Step 4: Expose Staging with Tailscale Serve

For the staging environment, Tailscale Serve provides HTTPS with valid certificates on the tailnet hostname. No Caddy needed for simple cases:

bash
# On the staging server — serve the staging app on the tailnet
sudo tailscale serve --bg https / http://localhost:3000

# Verify
tailscale serve status
# https://staging.example.ts.net/ -> http://localhost:3000

Developers access staging at https://staging.example.ts.net -- no port numbers, no self-signed cert warnings, no VPN reconnection.

Step 5: Set Up the Subnet Router for Legacy Services

Some internal services (a printer, an old Jenkins server, a network-attached storage device) can't run Tailscale. A subnet router exposes their network to the tailnet:

bash
# On a machine in the office network that can reach legacy services
sudo tailscale up --authkey=tskey-auth-... \
  --advertise-routes=192.168.1.0/24 \
  --hostname=office-router

# Enable IP forwarding
echo 'net.ipv4.ip_forward = 1' | sudo tee -a /etc/sysctl.conf
sudo sysctl -p

After approving the route in the admin panel, any tailnet member can reach 192.168.1.x devices through the office router. The old Jenkins server at 192.168.1.50:8080 is now accessible from anywhere on the tailnet -- no port forwarding, no dynamic DNS, no VPN.

Step 6: Automate Onboarding and Offboarding

python
"""tailnet_admin.py — Automate team member onboarding/offboarding."""
import requests

API = "https://api.tailscale.com/api/v2"
TAILNET = "example.com"
headers = {"Authorization": f"Bearer {TS_API_KEY}"}

def onboard_developer(email: str):
    """Add a developer to the engineering group in the ACL policy.

    Args:
        email: Developer's email (must match their Tailscale identity).
    """
    # Fetch current ACL policy
    resp = requests.get(f"{API}/tailnet/{TAILNET}/acl", headers=headers)
    policy = resp.json()

    # Add to engineering group
    if email not in policy["groups"]["group:engineering"]:
        policy["groups"]["group:engineering"].append(email)

    # Update policy
    requests.post(f"{API}/tailnet/{TAILNET}/acl",
                  json=policy, headers=headers)
    print(f"Added {email} to group:engineering")

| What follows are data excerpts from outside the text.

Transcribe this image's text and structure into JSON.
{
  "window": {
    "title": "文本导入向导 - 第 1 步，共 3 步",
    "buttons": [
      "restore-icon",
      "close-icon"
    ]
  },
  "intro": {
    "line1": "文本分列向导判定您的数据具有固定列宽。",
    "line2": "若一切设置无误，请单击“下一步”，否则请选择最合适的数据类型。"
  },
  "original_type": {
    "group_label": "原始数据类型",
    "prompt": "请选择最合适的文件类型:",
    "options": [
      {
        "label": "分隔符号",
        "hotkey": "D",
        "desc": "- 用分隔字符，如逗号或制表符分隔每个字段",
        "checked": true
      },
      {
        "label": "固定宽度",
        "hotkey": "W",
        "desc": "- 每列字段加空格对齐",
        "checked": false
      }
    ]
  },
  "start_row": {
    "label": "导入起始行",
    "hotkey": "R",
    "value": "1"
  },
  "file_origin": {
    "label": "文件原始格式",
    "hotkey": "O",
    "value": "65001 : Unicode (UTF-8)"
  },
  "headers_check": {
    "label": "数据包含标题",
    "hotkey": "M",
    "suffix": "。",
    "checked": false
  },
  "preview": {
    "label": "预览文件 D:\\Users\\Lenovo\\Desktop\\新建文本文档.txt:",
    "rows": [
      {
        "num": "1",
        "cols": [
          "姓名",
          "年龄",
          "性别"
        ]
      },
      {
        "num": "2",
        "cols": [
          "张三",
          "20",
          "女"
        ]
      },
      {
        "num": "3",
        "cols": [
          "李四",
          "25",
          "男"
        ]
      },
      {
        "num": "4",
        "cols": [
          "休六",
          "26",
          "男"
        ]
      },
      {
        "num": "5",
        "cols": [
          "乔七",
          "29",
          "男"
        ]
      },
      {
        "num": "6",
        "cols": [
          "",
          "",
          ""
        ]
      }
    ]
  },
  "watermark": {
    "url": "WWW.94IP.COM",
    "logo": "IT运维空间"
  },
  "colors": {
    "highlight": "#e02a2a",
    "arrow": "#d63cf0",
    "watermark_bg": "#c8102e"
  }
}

def offboard_member(email: str):
    """Remove a team member from all groups and delete their devices.

    Args:
        email: Team member's email.
    """
    # Remove from all groups
    resp = requests.get(f"{API}/tailnet/{TAILNET}/acl", headers=headers)
    policy = resp.json()
    for group in policy.get("groups", {}).values():
        if email in group:
            group.remove(email)
    requests.post(f"{API}/tailnet/{TAILNET}/acl",
                  json=policy, headers=headers)

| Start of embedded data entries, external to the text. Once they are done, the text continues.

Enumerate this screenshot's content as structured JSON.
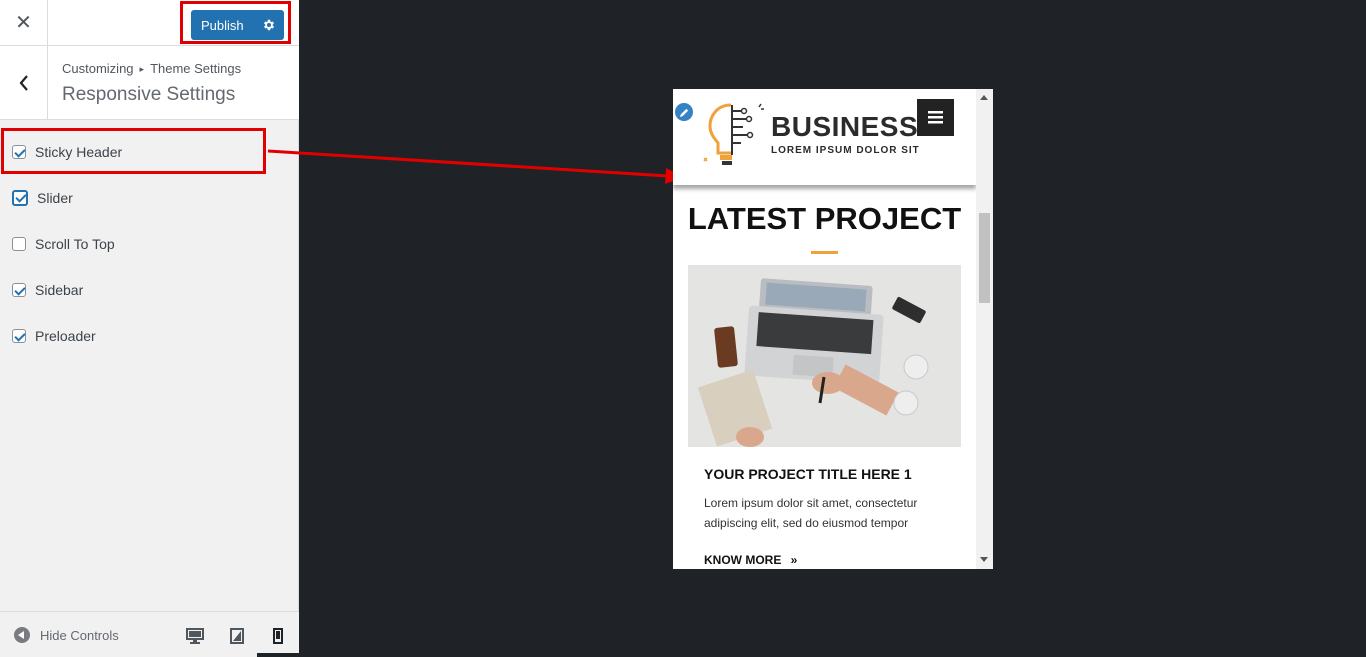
{
  "topbar": {
    "close_icon": "close-icon",
    "publish_label": "Publish",
    "settings_icon": "gear-icon"
  },
  "section": {
    "breadcrumb_parent": "Customizing",
    "breadcrumb_child": "Theme Settings",
    "title": "Responsive Settings"
  },
  "options": [
    {
      "label": "Sticky Header",
      "checked": true
    },
    {
      "label": "Slider",
      "checked": true
    },
    {
      "label": "Scroll To Top",
      "checked": false
    },
    {
      "label": "Sidebar",
      "checked": true
    },
    {
      "label": "Preloader",
      "checked": true
    }
  ],
  "footer": {
    "hide_controls_label": "Hide Controls",
    "devices": [
      "desktop",
      "tablet",
      "mobile"
    ],
    "active_device": "mobile"
  },
  "preview": {
    "brand": "BUSINESS",
    "tagline": "LOREM IPSUM DOLOR SIT",
    "section_title": "LATEST PROJECT",
    "project_title": "YOUR PROJECT TITLE HERE 1",
    "project_desc": "Lorem ipsum dolor sit amet, consectetur adipiscing elit, sed do eiusmod tempor",
    "know_more": "KNOW MORE",
    "accent_color": "#f0a13c"
  },
  "colors": {
    "primary": "#2271b1",
    "highlight": "#e00000",
    "canvas_bg": "#1f2226"
  }
}
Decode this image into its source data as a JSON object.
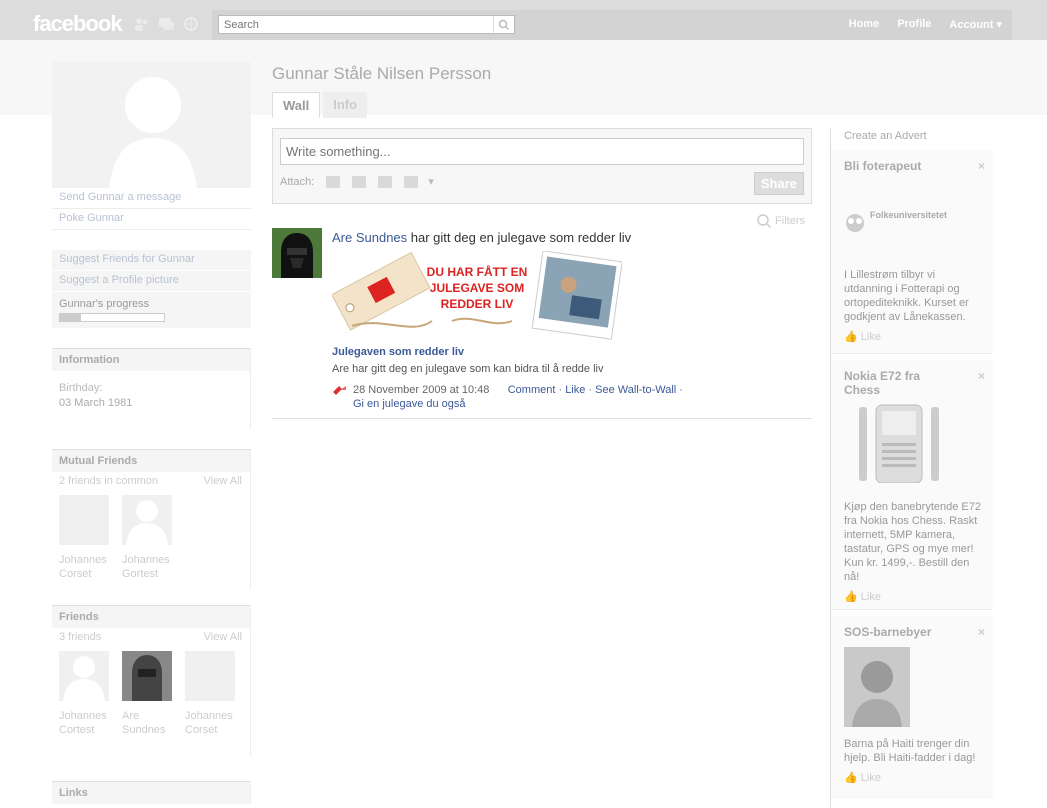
{
  "topbar": {
    "logo": "facebook",
    "search_placeholder": "Search",
    "nav": [
      "Home",
      "Profile",
      "Account ▾"
    ]
  },
  "profile": {
    "name": "Gunnar Ståle Nilsen Persson",
    "tabs": [
      "Wall",
      "Info"
    ]
  },
  "left": {
    "actions": [
      "Send Gunnar a message",
      "Poke Gunnar"
    ],
    "suggest": [
      "Suggest Friends for Gunnar",
      "Suggest a Profile picture"
    ],
    "progress_label": "Gunnar's progress",
    "progress_value": 0.2,
    "information": {
      "title": "Information",
      "birthday_label": "Birthday:",
      "birthday": "03 March 1981"
    },
    "mutual": {
      "title": "Mutual Friends",
      "count": "2 friends in common",
      "view_all": "View All",
      "friends": [
        [
          "Johannes",
          "Corset"
        ],
        [
          "Johannes",
          "Gortest"
        ]
      ]
    },
    "friends": {
      "title": "Friends",
      "count": "3 friends",
      "view_all": "View All",
      "list": [
        [
          "Johannes",
          "Cortest"
        ],
        [
          "Are",
          "Sundnes"
        ],
        [
          "Johannes",
          "Corset"
        ]
      ]
    },
    "links_title": "Links"
  },
  "composer": {
    "placeholder": "Write something...",
    "attach_label": "Attach:",
    "share_label": "Share",
    "filters_label": "Filters"
  },
  "story": {
    "actor": "Are Sundnes",
    "text": " har gitt deg en julegave som redder liv",
    "banner_line1": "DU HAR FÅTT EN",
    "banner_line2": "JULEGAVE SOM",
    "banner_line3": "REDDER LIV",
    "title": "Julegaven som redder liv",
    "desc": "Are har gitt deg en julegave som kan bidra til å redde liv",
    "date": "28 November 2009 at 10:48",
    "comment": "Comment",
    "like": "Like",
    "wall": "See Wall-to-Wall",
    "give": "Gi en julegave du også"
  },
  "ads": {
    "create": "Create an Advert",
    "items": [
      {
        "title": "Bli foterapeut",
        "brand": "Folkeuniversitetet",
        "body": "I Lillestrøm tilbyr vi utdanning i Fotterapi og ortopediteknikk. Kurset er godkjent av Lånekassen.",
        "like": "Like"
      },
      {
        "title": "Nokia E72 fra Chess",
        "body": "Kjøp den banebrytende E72 fra Nokia hos Chess. Raskt internett, 5MP kamera, tastatur, GPS og mye mer! Kun kr. 1499,-. Bestill den nå!",
        "like": "Like"
      },
      {
        "title": "SOS-barnebyer",
        "body": "Barna på Haiti trenger din hjelp. Bli Haiti-fadder i dag!",
        "like": "Like"
      }
    ]
  }
}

    # Delete their devices
    devices = requests.get(f"{API}/tailnet/{TAILNET}/devices", headers=headers).json()
    for device in devices["devices"]:
        if device.get("user", "") == email:
            requests.delete(f"{API}/device/{device['id']}", headers=headers)
            print(f"Removed device: {device['name']}")

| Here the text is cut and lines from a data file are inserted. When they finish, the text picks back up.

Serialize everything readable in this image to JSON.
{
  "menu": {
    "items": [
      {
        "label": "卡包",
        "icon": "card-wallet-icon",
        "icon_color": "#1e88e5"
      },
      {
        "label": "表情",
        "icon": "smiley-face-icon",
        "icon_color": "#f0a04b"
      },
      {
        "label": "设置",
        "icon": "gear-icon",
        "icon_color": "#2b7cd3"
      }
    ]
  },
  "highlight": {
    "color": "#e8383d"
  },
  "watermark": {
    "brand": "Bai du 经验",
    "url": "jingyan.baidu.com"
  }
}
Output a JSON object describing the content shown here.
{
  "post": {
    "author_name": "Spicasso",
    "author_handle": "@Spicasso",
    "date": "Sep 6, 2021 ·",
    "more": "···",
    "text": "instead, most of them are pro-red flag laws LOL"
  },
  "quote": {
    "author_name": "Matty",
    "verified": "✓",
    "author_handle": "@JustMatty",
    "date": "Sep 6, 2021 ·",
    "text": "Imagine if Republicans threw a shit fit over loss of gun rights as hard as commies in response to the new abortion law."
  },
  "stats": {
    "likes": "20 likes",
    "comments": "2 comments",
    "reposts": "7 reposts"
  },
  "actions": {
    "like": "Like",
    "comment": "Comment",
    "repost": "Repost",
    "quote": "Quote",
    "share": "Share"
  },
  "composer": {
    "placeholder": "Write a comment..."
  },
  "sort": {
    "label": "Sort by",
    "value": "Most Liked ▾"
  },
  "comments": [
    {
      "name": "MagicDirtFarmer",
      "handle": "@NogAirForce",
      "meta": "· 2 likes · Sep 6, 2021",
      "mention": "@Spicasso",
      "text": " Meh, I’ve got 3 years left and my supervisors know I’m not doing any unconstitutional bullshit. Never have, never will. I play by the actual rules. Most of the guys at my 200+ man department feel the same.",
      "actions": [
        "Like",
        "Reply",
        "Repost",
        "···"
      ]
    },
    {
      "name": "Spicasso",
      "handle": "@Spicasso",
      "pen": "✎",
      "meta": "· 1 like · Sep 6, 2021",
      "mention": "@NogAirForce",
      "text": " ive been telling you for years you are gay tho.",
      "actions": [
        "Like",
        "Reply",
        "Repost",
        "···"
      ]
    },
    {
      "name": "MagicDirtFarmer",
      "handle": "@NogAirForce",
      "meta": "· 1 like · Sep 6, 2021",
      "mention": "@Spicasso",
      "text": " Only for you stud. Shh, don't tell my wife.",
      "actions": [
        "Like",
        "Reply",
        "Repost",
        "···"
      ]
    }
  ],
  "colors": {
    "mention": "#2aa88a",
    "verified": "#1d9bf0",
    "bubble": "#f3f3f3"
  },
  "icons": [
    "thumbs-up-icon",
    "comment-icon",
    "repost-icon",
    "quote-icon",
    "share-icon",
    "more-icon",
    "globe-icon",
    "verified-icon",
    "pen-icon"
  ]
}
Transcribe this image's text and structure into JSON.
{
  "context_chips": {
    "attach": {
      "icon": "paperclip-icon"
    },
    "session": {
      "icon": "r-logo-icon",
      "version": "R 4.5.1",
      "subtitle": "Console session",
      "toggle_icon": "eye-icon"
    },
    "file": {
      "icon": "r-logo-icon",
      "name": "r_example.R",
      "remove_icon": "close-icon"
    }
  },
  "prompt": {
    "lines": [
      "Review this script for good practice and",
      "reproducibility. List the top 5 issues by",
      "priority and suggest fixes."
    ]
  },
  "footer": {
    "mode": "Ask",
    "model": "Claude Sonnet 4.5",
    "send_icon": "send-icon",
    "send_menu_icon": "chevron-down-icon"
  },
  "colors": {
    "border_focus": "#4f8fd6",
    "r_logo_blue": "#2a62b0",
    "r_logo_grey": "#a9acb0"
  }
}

    print(f"Offboarded {email}")

Real-World Example

The ops lead sets up the tailnet on a Thursday afternoon. By Friday morning, all three Hetzner servers, the monitoring box, and the home NAS are connected. Developers install Tailscale on their laptops (one command), and MagicDNS gives them instant access to monitoring.example.ts.net for Grafana and staging.example.ts.net for the staging environment. No VPN client configuration, no certificate files to distribute, no IP addresses to remember.

The old OpenVPN server gets decommissioned the following week. The immediate difference: developers stop complaining about VPN disconnections. Tailscale's WireGuard mesh reconnects transparently when switching between Wi-Fi and mobile, between home and coffee shop. The "reconnect to VPN" step that happened 3-4 times per day per developer disappears entirely.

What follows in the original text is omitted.